Overall positioning shows strong revenue growth and above-average operating profitability offset by concerning working capital efficiency substantially below peer norms, higher financial leverage, and lower asset turnover. The company demonstrates competitive operational execution but requires material improvement in cash conversion cycle to achieve peer-level financial efficiency and reduce refinancing risks.
(Industry: Manufacturing, Comparison: FY2025-Q3 median values, Source: Proprietary analysis)
Operating leverage delivery demonstrated through 10.9% revenue growth translating to 45.3% operating income growth and 61.3% net income growth indicates effective cost structure management and favorable business mix shift toward higher-margin Automobile segment at 13.3% margin versus corporate average of 9.9%. The operating margin expansion of 340 basis points to 9.9% exceeds industry median of 8.9% and represents structural improvement if sustainable, though sustainability depends on segment mix maintenance and working capital normalization. Strong demand momentum in core Automobile and Semiconductor equipment markets drove double-digit revenue growth in both segments, with the company capturing share in production equipment markets during customer capacity expansion cycles.
Working capital management failure represents critical concern requiring immediate operational focus, as Cash Conversion Cycle deterioration to 305 days versus industry median of 112 days indicates 193 days of excess working capital absorption equivalent to approximately 366B yen excess investment based on revenue run rate. Receivables collection period of 215 days exceeds industry norms by 130 days, suggesting either contractual extended payment terms with large OEM customers or collection difficulties requiring management attention. Inventory accumulation to 131 days turnover versus 112-day industry median indicates 19 days excess equivalent to approximately 69B yen, potentially reflecting project-based business model requirements or demand uncertainty. The company must demonstrate DSO and DIO improvement in coming quarters to validate earnings quality and restore investor confidence in cash generation capabilities.
Refinancing risk from elevated short-term debt concentration at 53.9% of total liabilities requires monitoring of debt maturity profile and repayment sources, as 135.0B yen short-term borrowings increased 50.9% YoY concurrent with cash buildup suggesting external financing of working capital absorption rather than operating cash generation.

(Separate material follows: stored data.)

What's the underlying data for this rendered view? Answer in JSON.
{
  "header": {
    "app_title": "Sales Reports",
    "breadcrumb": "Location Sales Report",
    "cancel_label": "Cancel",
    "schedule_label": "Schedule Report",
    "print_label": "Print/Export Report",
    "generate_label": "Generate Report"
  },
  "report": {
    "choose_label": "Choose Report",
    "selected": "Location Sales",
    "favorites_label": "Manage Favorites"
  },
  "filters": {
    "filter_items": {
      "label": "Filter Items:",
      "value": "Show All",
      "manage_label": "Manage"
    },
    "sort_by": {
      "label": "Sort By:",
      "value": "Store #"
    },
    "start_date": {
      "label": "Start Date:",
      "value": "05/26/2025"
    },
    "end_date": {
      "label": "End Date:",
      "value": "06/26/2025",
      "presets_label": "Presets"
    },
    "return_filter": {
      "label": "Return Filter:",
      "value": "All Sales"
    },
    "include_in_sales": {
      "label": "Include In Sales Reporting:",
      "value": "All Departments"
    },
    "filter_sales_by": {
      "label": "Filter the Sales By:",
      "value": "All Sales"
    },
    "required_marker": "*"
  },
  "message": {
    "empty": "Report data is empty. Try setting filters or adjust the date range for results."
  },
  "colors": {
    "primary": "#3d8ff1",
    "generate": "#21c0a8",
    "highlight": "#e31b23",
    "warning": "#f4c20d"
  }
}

Management should extend debt maturity structure or demonstrate operating cash flow improvement to mitigate rollover risk. Interest coverage of 31.26x provides substantial cushion, but working capital pressures could constrain financial flexibility if unaddressed. The dividend policy apparent inconsistency between 120.00 yen year-end payment and 65.00 yen full-year guidance requires clarification, as payout ratio exceeding 78% would be unsustainable given working capital cash demands while 35% payout on guidance basis would be reasonable, making the actual dividend policy and sustainability a key investor clarification priority.
This report was automatically generated by AI analyzing XBRL earnings data as an earnings analysis tool. This is not a recommendation to invest in any specific security. Industry benchmarks are reference information compiled from publicly available earnings data. Please make investment decisions at your own responsibility and consult professionals as needed.